INNATE-MI

Project's code: PN-III-P4-ID-PCCF-2016-0172

Project's title:Targeting innate immune mechanisms to improve risk stratification and to identify future therapeutic options in myocardial infarction

Contract number: 05/18.07.2018

Coordinator: Acad.Maya Simionescu

Research Partners:

CO: Institute of Cellular Biology and Pathology "Nicolae Simionescu", BUCHAREST

P1: University of Medicine, Pharmacy, Science and Technology, TARGU MURES

P2: University of Medicine and Pharmacy "Carol Davila" BUCHAREST

Budget: 8.500.000 Lei

Period: 18.07.2018 – 31.06.2022

 

Project Summary: 

Myocardial infarction (MI) is a major cause of morbidity and mortality. At present, clinicians lack specific biomarkers for accurate post-MI risk stratification and therapeutic tools to modulate myocardial inflammation and to promote efficient recovery. Innate immune processes mediated by polymorphonuclear neutrophils (PMN) and macrophages (MAC) in the immediate post-MI period determine the extent of myocardial damage but also induce repair. Our major goal is to identify central molecules that mediate the crosstalk between sub-populations of PMN and MAC, and determine their involvement in MI. Additionally, we will test the ability of specific therapies to regulate myocardial inflammation and to improve cardiac function in-vivo. Project objectives are: (1) To identify key mediators that determine post-MI myocardial remodeling and prognosis – We will investigate the relationships between the soluble PMN/MAC mediators, post-MI cardiac function and prognosis in MI patients; (2) Investigation of the crosstalk between PMN and MAC in MI – We will use in-vitro studies, genomics and proteomics to identify mediators that govern the PMN-induced MAC polarization into sub-populations that promote repair. The role of the identified molecules will be tested in-vivo; (3) Development of a mesenchymal stem cell (MSC)-based therapy in MI – We will investigate the ability of MSC treatment to shift PMN and MAC polarization towards reparatory phenotypes, and to improve cardiac recovery; (4) To investigate S100A8/A9 blockade as potential therapy in MI – S100A8/A9 is a potent pro-inflammatory molecule secreted by PMN and MAC. We will assess whether S100A8/A9 blockade inhibits inflammation and improves post-MI cardiac function. The expected outcome is to identify biomarkers that can be used to accurately identify patients at high risk to suffer new events. MSC therapy or S100A8/A9 blockade might improve recovery of MI patients and reduce morbidity and mortality in this large patient group. 

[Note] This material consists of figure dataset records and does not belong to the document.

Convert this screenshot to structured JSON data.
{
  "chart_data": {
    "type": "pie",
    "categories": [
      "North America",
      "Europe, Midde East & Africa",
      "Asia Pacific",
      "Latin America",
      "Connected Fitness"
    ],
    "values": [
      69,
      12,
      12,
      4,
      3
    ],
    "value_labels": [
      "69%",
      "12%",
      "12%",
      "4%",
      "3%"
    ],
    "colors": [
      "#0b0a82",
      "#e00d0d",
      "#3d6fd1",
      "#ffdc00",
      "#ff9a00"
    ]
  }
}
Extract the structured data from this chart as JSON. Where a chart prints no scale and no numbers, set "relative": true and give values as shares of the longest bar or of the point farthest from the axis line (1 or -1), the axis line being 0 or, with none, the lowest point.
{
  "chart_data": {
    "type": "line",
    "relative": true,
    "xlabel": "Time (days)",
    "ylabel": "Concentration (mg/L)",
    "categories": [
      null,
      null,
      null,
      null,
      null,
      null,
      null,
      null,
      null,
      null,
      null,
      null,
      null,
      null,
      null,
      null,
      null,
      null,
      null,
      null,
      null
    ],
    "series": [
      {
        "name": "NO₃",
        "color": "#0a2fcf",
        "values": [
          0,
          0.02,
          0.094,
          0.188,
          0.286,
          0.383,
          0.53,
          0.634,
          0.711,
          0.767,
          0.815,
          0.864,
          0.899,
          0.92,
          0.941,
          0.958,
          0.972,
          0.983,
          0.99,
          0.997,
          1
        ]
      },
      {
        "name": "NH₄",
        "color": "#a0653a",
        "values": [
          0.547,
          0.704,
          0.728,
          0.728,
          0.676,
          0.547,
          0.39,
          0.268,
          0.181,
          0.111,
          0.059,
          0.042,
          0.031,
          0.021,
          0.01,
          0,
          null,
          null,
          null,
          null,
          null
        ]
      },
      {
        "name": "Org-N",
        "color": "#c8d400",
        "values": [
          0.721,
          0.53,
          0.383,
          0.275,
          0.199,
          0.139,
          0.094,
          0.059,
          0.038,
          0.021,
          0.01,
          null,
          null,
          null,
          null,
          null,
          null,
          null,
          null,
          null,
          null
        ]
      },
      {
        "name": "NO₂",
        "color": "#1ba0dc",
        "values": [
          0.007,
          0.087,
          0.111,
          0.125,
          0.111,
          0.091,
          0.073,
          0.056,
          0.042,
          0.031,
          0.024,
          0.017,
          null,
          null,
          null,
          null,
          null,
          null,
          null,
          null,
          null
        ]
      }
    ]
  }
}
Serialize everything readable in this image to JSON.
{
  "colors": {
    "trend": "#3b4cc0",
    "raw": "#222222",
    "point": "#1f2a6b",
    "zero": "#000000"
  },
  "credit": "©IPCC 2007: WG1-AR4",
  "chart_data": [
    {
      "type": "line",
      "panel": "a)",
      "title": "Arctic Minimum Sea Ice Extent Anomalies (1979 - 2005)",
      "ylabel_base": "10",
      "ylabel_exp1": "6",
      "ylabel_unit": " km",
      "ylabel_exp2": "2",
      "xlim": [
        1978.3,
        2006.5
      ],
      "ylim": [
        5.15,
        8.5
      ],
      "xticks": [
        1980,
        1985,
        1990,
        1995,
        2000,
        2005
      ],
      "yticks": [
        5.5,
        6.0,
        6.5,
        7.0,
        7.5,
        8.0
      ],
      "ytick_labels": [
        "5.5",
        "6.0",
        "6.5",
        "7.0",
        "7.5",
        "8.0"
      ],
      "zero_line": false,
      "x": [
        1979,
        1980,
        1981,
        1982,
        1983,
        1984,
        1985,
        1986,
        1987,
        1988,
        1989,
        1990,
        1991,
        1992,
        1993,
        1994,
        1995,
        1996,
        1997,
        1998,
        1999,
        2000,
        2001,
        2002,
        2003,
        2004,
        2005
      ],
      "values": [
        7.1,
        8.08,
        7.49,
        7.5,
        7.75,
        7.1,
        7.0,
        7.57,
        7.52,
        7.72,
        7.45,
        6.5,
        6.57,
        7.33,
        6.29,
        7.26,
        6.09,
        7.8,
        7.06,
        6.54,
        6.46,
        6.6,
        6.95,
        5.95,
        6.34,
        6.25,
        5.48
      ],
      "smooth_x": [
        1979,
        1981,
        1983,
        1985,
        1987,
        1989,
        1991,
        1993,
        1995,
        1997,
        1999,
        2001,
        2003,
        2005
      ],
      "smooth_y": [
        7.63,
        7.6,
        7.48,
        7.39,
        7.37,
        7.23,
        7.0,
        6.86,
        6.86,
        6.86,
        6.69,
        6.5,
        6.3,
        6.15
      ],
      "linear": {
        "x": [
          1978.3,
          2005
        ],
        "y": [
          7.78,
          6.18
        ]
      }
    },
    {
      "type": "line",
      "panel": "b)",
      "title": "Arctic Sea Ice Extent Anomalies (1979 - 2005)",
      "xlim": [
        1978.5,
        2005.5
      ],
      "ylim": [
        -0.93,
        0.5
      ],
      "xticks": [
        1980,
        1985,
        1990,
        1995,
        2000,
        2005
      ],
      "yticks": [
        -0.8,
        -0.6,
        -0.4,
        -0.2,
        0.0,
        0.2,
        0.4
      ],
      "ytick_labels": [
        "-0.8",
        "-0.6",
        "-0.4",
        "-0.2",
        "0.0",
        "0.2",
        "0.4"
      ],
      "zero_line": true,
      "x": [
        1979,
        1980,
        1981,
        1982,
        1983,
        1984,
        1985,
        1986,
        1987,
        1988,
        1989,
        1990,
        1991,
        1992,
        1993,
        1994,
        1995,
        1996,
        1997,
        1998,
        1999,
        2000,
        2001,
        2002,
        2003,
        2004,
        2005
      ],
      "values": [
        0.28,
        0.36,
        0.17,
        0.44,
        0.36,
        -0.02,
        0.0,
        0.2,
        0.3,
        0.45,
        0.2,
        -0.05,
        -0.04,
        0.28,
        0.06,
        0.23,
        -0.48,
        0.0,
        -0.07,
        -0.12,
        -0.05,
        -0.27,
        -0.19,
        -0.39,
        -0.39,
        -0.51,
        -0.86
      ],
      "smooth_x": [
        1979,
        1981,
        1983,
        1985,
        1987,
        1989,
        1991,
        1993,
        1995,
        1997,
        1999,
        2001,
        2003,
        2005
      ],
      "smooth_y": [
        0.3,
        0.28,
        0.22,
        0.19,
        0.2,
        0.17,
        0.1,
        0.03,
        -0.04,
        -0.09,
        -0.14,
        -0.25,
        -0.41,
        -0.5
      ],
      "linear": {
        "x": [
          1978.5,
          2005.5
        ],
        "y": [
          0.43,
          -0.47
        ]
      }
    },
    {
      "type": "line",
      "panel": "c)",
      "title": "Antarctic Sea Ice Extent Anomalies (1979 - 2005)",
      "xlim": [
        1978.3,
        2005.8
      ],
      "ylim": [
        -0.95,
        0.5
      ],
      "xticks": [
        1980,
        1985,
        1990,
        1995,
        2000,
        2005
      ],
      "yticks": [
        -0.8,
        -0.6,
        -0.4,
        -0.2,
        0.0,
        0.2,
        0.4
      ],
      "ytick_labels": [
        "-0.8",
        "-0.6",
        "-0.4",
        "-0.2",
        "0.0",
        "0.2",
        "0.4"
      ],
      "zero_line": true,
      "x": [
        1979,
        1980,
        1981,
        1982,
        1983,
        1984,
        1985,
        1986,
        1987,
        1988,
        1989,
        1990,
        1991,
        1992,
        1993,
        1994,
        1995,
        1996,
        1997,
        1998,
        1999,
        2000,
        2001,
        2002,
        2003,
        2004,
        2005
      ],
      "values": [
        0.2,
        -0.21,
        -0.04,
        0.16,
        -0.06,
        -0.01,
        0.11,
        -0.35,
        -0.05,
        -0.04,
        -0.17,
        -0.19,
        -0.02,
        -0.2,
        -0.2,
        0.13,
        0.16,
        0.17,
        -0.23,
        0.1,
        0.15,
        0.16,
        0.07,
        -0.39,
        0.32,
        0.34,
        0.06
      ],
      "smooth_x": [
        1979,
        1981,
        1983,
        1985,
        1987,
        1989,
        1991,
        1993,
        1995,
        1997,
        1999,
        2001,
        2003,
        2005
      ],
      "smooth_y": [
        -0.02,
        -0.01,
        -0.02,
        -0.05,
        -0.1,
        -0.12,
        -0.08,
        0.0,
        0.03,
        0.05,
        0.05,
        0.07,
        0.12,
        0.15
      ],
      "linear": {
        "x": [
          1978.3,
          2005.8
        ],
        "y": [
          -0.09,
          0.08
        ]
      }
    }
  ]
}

Our laboratoy is involved in objective 3: Exploiting the immuno-modulatory properties of MSC to reduce inflammation and promote myocardial recovery post-MI (cell therapy)

Dissemination of results

Publications:

1. Preda MB et al. Evidence of mesenchymal stromal cell adaptation to local microenvironment following subcutaneous transplantation. J Cell Mol Med 2020; 24(18):10889-10897. (IF. 5.310)

2. Popescu et al. Dual Stem Cell Therapy Improves the Myocardial Recovery Post-Infarction through Reciprocal Modulation of Cell Functions. Int J Mol Sci. 2021 May 26;22(11):5631. (IF. 5.923)

Presentations at international scientific conferences:

1. M.B. Preda, S. Popescu, R. Tutuianu, A.M. Rosca, M. Simionescu, A. Burlacu. Hypoxia regulates the pro-angiogenic effect of subcutaneously transplanted mesenchymal stromal cells. Keystone Symposia meeting on Therapeutic Targeting of Hypoxia-Sensitive Pathways. 10-14.04.2018. University of Oxford Mathematical Institute, Oxford, UK (poster).

2. S Popescu, A.M. Lupan, M.B. Preda, A. Burlacu, M. Simionescu. Cross-talk between mesenchymal stromal cells and endothelial progenitors modulates the expression of angiogenesis related molecules. 06-09.07.2018. The 36th Annual Scientific Session of the Romanian Society for Cell Biology and the 10th National Congress with International participation, Craiova, Romania. (oral presentation).

3. M.B. Preda, S. Popescu, R. Tutuianu, A.M. Rosca, M. Simionescu, A. Burlacu. Hypoxia regulates the pro-angiogenic effect of subcutaneously transplanted mesenchymal stromal cells. EMBO Conference: The Molecular and Cellular Basis of Regeneration and Tissue Repair. 15-19 September 2018. Valetta, Malta (poster).